Initially, the European Commission sanctioned the British company JCB Service in 2000 for concluding agreements and engaging in concerted practices with its official distributors to partition the markets at national level and preserve their territorial exclusivity. This sanction was the result of the complaint filed in 1996 by Central Parts, which claimed that it had been prevented from procuring JCB equipment in the UK, where the prices were substantially lower than in France. A few years later, after the dismissal of JCB’s appeal by the General Court of the European Union but before the final confirmation of the decision by the European Court of Justice, Central Parts brought a liability action before the French courts to obtain compensation for the damage suffered as a result of the anti-competitive practices. As is the case in any tort liability action, Central Parts had to establish that JCB had committed a wrongful act, that it had suffered harm and that there was a direct link between the wrongful act and the harm.

The Paris Court of Appeal held that infringements of EU legislation, recognized by the European bodies, constituted tort according to French domestic law and the resulting harm should be compensated.

When it came to determining the harm suffered, however, things got tougher for Central Parts: first the objection of the ten-year (now five-year) statute of limitations of tort liability actions was raised. Central Parts, which had brought its action by writs of March 4, 2004 and April 12, 2005, namely almost nine years after its complaint to the Commission, argued that the limitations period had been suspended by the proceedings before the EU courts up until their final confirmation of the infringements on which its action for damages was based. The Court of Appeal dismissed the argument, finding that the purpose of the proceedings before the EU courts was to determine and sanction the anti-competitive practices, and not to compensate the resulting harm. According to the Court, Central Parts should have applied to the domestic courts as soon as the harm became apparent and they would then have deferred their judgment until the end of the proceedings before the EU courts. It therefore considered that the limitations period had not been suspended and that just the harm suffered since April 1995 should be taken into account.

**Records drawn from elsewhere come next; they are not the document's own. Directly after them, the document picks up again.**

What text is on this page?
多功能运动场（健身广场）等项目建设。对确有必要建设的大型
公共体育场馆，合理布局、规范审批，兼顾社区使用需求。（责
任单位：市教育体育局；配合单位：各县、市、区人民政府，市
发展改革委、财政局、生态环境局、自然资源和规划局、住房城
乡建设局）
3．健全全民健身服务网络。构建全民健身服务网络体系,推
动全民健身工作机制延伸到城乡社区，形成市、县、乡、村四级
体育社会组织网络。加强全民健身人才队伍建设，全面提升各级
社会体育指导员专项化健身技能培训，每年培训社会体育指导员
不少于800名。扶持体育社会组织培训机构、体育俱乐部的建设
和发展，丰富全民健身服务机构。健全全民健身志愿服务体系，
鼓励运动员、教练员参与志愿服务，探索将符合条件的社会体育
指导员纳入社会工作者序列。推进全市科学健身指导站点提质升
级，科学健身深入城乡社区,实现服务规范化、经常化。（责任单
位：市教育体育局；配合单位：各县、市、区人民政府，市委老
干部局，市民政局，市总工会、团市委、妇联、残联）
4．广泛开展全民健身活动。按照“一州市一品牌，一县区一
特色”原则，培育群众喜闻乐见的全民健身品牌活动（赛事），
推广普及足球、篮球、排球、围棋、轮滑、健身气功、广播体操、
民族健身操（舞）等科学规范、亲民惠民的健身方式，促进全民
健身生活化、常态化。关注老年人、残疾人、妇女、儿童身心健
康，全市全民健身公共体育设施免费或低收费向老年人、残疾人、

Finally, to estimate the amount of the damage, the Court of Appeal considered that the evidence produced by Central Parts to prove the damage suffered (evaluated at EUR 600,000 at first instance) was not sufficiently substantiated and therefore ordered an appraisal. 17 years after its initial complaint, Central Parts has still not been compensated for the reported anti-competitive practices.

While waiting for a European Directive (currently under discussion) to harmonize and clarify these rules, victims of anti-competitive practices will have learned their lesson from this case, that they should not wait for the decision acknowledging the infringement to become final before bringing an action for damages.